About 8:00 (and here I'm just speaking from personal experience), you'll have the ladies from a certain Caribbean island show up and steal as much as they can (happened to me at all three of my garage sales).   Shortly after that, the various looky-loos dribble in.   They'll always ask you for something you obviously don't have.  They'll want to know if you are putting anything else out later.  They'll want to buy the folding table that has the sign on it that says, "TABLE NOT FOR SALE."  They really, really want that table.  If you do agree to sell it to them, they won't like the price.  They'll pass up all the really good stuff and buy a chipped cup in the five-cent box.  

The minute you run inside for a potty-break at 10:00, 17 people will show up at once.   From 11:00 to 2:00, you'll sit out in the broiling sun and nobody will come by except for a neighbor down the street who wants to know if you're moving and if so, can they have your trash can.

At 3:00, you'll decide to pack it up and the afternoon rush will show up and pull everything out of the boxes you have just packed.  They won't buy anything; they were just bored and decided to pull over.  One guy who wouldn't pay $5 for the almost-brand-new weedwhacker at 10:00 will show up at 3:15 and is absolutely crushed that it's not still there.  

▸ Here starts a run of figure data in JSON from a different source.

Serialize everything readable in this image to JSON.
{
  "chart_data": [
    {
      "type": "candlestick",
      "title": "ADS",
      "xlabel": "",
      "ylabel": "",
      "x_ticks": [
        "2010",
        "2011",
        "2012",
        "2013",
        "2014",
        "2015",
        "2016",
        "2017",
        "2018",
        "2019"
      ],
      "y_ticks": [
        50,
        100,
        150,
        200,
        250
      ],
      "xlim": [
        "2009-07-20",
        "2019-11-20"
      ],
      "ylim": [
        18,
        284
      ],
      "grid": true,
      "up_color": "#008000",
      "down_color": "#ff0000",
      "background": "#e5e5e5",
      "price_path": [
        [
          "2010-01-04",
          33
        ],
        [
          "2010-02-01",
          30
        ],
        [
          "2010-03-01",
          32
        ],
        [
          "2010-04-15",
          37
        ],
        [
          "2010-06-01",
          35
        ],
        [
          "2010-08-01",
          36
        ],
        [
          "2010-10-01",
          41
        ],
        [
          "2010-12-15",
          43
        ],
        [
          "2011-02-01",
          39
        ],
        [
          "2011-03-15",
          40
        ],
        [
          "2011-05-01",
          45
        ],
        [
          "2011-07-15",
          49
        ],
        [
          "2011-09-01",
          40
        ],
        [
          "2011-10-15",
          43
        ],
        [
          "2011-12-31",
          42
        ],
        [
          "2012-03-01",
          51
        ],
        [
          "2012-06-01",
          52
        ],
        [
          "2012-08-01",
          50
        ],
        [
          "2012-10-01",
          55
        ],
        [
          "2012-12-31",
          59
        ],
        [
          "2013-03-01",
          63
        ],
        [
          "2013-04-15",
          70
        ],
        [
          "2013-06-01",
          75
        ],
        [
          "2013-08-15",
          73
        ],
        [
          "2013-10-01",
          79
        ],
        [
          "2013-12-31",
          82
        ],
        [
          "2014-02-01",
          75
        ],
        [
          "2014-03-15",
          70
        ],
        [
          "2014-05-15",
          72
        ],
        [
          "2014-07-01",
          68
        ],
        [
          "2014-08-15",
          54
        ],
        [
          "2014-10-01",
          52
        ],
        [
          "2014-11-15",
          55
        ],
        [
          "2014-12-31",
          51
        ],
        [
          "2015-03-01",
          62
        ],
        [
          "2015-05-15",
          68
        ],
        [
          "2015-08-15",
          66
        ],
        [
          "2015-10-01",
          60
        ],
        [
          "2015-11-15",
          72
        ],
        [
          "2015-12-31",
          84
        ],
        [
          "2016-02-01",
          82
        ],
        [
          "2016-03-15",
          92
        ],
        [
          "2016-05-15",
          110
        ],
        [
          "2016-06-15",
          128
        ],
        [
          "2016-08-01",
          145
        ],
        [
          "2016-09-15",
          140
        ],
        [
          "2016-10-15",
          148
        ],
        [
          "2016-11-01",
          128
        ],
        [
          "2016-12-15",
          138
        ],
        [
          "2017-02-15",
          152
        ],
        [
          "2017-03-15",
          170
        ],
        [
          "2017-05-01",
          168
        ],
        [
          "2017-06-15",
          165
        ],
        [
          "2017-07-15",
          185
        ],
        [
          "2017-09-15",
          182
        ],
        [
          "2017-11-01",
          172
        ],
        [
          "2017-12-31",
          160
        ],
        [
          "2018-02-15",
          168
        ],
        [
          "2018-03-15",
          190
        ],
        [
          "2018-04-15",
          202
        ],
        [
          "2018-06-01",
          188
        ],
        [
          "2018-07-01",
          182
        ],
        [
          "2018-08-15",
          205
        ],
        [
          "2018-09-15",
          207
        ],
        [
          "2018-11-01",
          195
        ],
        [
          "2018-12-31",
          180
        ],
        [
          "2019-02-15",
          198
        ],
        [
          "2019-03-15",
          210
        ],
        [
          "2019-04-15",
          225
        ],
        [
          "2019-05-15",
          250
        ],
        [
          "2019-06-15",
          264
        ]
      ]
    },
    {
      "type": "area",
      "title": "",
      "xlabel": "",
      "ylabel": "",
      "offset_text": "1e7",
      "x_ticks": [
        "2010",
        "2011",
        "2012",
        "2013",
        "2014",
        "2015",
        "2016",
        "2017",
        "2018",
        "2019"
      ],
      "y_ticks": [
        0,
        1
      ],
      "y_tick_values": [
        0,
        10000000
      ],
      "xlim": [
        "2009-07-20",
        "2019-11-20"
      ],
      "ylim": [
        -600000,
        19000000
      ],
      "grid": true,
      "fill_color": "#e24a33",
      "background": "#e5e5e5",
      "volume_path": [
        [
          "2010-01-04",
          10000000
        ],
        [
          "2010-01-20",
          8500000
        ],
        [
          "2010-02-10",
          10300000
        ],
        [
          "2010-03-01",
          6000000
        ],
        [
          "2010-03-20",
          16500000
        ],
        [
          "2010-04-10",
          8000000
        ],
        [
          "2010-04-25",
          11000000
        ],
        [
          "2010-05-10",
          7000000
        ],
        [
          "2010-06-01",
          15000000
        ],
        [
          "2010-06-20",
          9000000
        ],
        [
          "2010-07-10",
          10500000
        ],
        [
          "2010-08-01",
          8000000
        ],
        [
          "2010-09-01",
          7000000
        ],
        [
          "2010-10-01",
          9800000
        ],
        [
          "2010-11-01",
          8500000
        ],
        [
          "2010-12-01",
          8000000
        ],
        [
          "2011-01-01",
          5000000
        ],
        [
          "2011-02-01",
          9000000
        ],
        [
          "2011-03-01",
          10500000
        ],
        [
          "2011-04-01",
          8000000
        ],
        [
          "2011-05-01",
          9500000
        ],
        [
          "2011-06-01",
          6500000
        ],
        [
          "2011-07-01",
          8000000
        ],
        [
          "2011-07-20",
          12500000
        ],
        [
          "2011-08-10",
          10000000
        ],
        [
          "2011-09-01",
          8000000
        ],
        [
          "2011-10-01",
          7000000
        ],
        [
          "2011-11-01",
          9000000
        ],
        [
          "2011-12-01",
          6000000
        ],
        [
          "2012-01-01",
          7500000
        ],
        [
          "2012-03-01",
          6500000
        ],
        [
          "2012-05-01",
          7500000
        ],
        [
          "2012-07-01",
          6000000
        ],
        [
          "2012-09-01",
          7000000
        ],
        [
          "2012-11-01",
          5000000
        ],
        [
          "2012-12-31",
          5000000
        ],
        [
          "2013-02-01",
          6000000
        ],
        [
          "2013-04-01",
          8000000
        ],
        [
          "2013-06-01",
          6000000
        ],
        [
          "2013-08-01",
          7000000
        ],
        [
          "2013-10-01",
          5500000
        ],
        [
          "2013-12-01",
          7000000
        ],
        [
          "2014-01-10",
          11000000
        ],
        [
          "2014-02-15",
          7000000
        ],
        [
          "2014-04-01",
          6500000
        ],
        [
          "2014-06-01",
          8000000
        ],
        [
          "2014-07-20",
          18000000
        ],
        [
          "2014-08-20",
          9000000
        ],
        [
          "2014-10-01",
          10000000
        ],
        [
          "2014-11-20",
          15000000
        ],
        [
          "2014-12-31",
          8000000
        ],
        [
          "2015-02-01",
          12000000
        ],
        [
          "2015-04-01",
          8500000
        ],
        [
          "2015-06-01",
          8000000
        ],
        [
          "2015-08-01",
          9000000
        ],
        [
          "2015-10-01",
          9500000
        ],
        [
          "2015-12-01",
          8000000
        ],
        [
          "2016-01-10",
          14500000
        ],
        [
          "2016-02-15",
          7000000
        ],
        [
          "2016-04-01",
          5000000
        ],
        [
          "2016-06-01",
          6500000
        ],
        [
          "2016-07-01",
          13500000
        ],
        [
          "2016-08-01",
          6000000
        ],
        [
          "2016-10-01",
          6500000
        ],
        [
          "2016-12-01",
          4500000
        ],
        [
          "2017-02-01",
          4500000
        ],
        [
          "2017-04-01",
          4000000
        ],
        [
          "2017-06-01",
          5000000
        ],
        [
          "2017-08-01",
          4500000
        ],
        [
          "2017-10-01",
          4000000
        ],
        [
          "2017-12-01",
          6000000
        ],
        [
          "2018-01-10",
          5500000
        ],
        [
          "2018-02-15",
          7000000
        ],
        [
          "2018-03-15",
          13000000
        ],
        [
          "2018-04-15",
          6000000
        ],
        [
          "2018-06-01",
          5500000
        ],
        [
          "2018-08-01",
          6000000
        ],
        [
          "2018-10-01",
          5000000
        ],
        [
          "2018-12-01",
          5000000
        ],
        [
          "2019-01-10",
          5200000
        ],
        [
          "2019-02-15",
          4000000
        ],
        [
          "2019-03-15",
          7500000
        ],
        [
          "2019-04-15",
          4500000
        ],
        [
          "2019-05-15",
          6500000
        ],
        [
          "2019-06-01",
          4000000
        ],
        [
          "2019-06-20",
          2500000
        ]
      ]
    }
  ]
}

At 3:45, you'll throw everything back into the garage and vow to NEVER.HAVE.ANOTHER.GARAGE.SALE.IN.YOUR.LIFE!  When you figure out how much you brought in and how long it took to get ready, you'll realize that you just paid yourself 42 cents an hour.  For this, you retired?  At 5:00, someone will knock on the door and ask to look at what you have left.  You slam the door in their faces.   During the night, your trash can disappears.


----------



## jnos (Aug 28, 2016)

The past years we've had garage/yard sales we do them from 7 am to 2 pm. You get those who are up and ready to go early--along with the dealers   The next few hours are others who get going at 8 or 9. There's always a lull or two, but not too bad. Several of us are usually here to take turns answering questions, taking money, carrying to the car, etc. We order lunch during a lull.


----------



## oakapple (Aug 29, 2016)

We don't have garage sales here....I wish we did, as I like a bargain.


----------



## debodun (Aug 29, 2016)

jujube said:


> From  my past experience, you get the "dealers" first thing in the morning, quite often a half hour before the published start of the sale.  They'll go through like a whirlwind, make insulting remarks about what you have for sale and outrageously low-ball you.
> 
> About 8:00 (and here I'm just speaking from personal experience), you'll have the ladies from a certain Caribbean island show up and steal as much as they can (happened to me at all three of my garage sales).   Shortly after that, the various looky-loos dribble in.   They'll always ask you for something you obviously don't have.  They'll want to know if you are putting anything else out later.  They'll want to buy the folding table that has the sign on it that says, "TABLE NOT FOR SALE."  They really, really want that table.  If you do agree to sell it to them, they won't like the price.  They'll pass up all the really good stuff and buy a chipped cup in the five-cent box.
> 
> ...



Sounds like the story of my life. Add to that people that stop just to: 1) ask directions 2) use the bathroom 3) ask you to dispose of the trash they have in the car like fast food bags and big-gulp cups.


----------